Un matin, en se levant, Jeanne dit à Solange, qui couchait avec elle:

«Tes cheveux sont bien mêlés: tu ne les peignes donc jamais? je ne te vois pas non plus laver ni tes
bras ni ton cou.

--A quoi ça sert-il, puisqu'on ne les voit pas?

--D'abord, ça sert à être propre, ce qui est déjà un grand avantage. Tu te tourmentes au lit, tu dors mal,
parce que la tête te démange; tu n'es, ma foi, pas aussi raisonnable que les oisons que tu mènes tous les
matins à l'abreuvoir. Tu n'as donc pas vu comme ils se baignent, comme ils relèvent leurs plumes pour
que l'eau touche à leur peau; ils plongent leur tête et s'en servent après comme d'une vergette pour se
nettoyer et se lisser.
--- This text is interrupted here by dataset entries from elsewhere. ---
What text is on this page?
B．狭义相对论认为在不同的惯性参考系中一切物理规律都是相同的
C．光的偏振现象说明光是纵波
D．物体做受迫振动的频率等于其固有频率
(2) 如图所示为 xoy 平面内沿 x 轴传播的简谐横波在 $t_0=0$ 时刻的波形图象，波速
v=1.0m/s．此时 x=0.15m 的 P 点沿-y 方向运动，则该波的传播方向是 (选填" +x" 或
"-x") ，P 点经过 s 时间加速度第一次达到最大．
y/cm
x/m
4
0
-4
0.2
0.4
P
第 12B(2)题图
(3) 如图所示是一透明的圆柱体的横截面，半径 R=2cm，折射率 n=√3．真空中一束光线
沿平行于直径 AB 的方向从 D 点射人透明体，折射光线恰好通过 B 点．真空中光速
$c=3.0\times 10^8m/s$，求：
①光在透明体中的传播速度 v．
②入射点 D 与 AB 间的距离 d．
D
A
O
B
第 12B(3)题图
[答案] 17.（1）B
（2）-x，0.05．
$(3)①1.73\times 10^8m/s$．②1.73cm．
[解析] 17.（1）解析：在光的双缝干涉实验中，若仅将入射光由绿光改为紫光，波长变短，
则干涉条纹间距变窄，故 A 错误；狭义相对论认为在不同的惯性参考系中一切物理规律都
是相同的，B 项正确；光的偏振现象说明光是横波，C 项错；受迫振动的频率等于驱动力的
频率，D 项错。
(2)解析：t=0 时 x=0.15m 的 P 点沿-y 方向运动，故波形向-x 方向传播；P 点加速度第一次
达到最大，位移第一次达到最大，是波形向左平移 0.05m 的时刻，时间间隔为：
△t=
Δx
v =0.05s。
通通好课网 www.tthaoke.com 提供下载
Il n'y a pas jusqu'à la chatte, que tu aimes tant, qui ne fasse sa toilette. Et tes
mains! tu t'imagines qu'elles sont propres parce que tu les a trempées dans l'eau; mais des filles comme
nous, qui touchent à tout, ont besoin de frotter ferme pour nettoyer leurs mains; l'eau toute seule n'y
fait rien; il faut les dégraisser dans le son que l'on fait bouillir pour la volaille; ou bien, si tu écrases
une des pommes de terre que l'on met cuire pour les porcs et que tu t'en frottes bien les mains, tu verras
comme elles deviendront nettes et douces.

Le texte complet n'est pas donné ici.